Google bellarmine and select images, there are lots that are three dimensional and quite detailed. Not all are repos, it just looks and feels right, been collecting for 50 years.


----------



## Harry Pristis (Sep 15, 2021)

*We have a Brit on this forum who has some experience with these bellarmines.  I've been collecting for 55 years, but that means little when working with images to determine authenticity.  I've only found one partial bellarmine in my searching.





*


----------



## ROBBYBOBBY64 (Sep 15, 2021)

Brewster113 said:


> Jamestown ones are marked as such from Jamestown.

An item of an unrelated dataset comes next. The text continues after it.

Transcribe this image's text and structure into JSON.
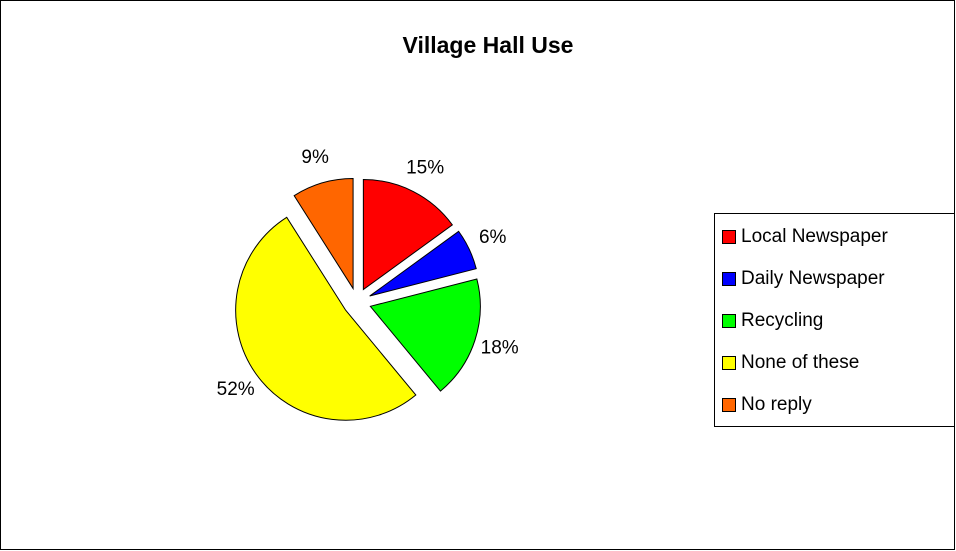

I would hope so. Not all reproduction are marked as such.
ROBBYBOBBY64.


----------



## TROG (Sep 16, 2021)

The base looks unusual for an original as they normally taper down without the bulge (although some bases are like this ) and typically chip around the edges. Is the bottom wire cut or plain.


----------



## Brewster113 (Sep 16, 2021)

TROG said:


> The base looks unusual for an original as they normally taper down without the bulge (although some bases are like this ) and typically chip around the edges. Is the bottom wire cut or plain.


Wire cut


----------



## ROBBYBOBBY64 (Sep 16, 2021)

The faces and handle are applied after the jug is made, if I'm  not mistaken.
ROBBYBOBBY64.


----------



## Harry Pristis (Sep 16, 2021)

*I think the face and cartouches are put on immediately after the jug is turned. They must be applied while the application clay and the jug clay have the same moisture content.  Otherwise, the applied clay may pop off the jug in the kiln.  That's my understanding from my potter friend.*


----------



## ROBBYBOBBY64 (Sep 17, 2021)

Harry Pristis said:


> *I think the face and cartouches are put on immediately after the jug is turned. They must be applied while the application clay and the jug clay have the same moisture content.  Otherwise, the applied clay may pop off the jug in the kiln.  That's my understanding from my potter friend.*


That's what I have learned, I also can on some see a light seam going around the face. I've loved these jugs ever since i first saw one. I've never found a piece of one.  One day maybe.
ROBBYBOBBY64.


----------



## Harry Pristis (Sep 17, 2021)

ROBBYBOBBY64 said:


> That's what I have learned, I also can on some see a light seam going around the face. I've loved these jugs ever since i first saw one. I've never found a piece of one.  One day maybe.
> ROBBYBOBBY64.



*Good hunting, ROBBYBOBBY64!  I found the fragment on the bottom of a tidal, blackwater, Carolina river.  I searched in vain for more of the jug, but searching by feel - zero viz - is hit and miss.  Ordinarily, I wouldn't keep broken things, but this bellarmine fragment awed me with it's age and character.  *


----------



## EvansBottles (Sep 22, 2021)

I don't know much about Bellermine jugs. But always found them quite interesting. If someone did make repro's of them
I would have to wonder about it. What I don't see in the pictures provided is wear. A jug that has been around for over
three hundred yeas is going to show evidence of that. I would look closely at the base. That is where the most wear would show. But I would also expect to see some on the body as well. Little chips in the glaze, scratches, etc. This one just looks
too good to me. And the style of the base doesn't look right compared to what I've seen.

            Mark Evans


----------



## relic rescuer (Sep 22, 2021)

Brewster113 said:


> I found this at our local market, Southworks in Cambridge Ont. I have been collecting for 50 years and this is the first one I have found to buy. It was described as a face vase but in fact it is a Bellarmine or Bartmann Jug from Germany. These jugs were used from 1650's to the mid 1700's. It is in amazing condition with only a small firing spot.View attachment 229771View attachment 229772View attachment 229770


Cool jug but that face is creepy as hell...


----------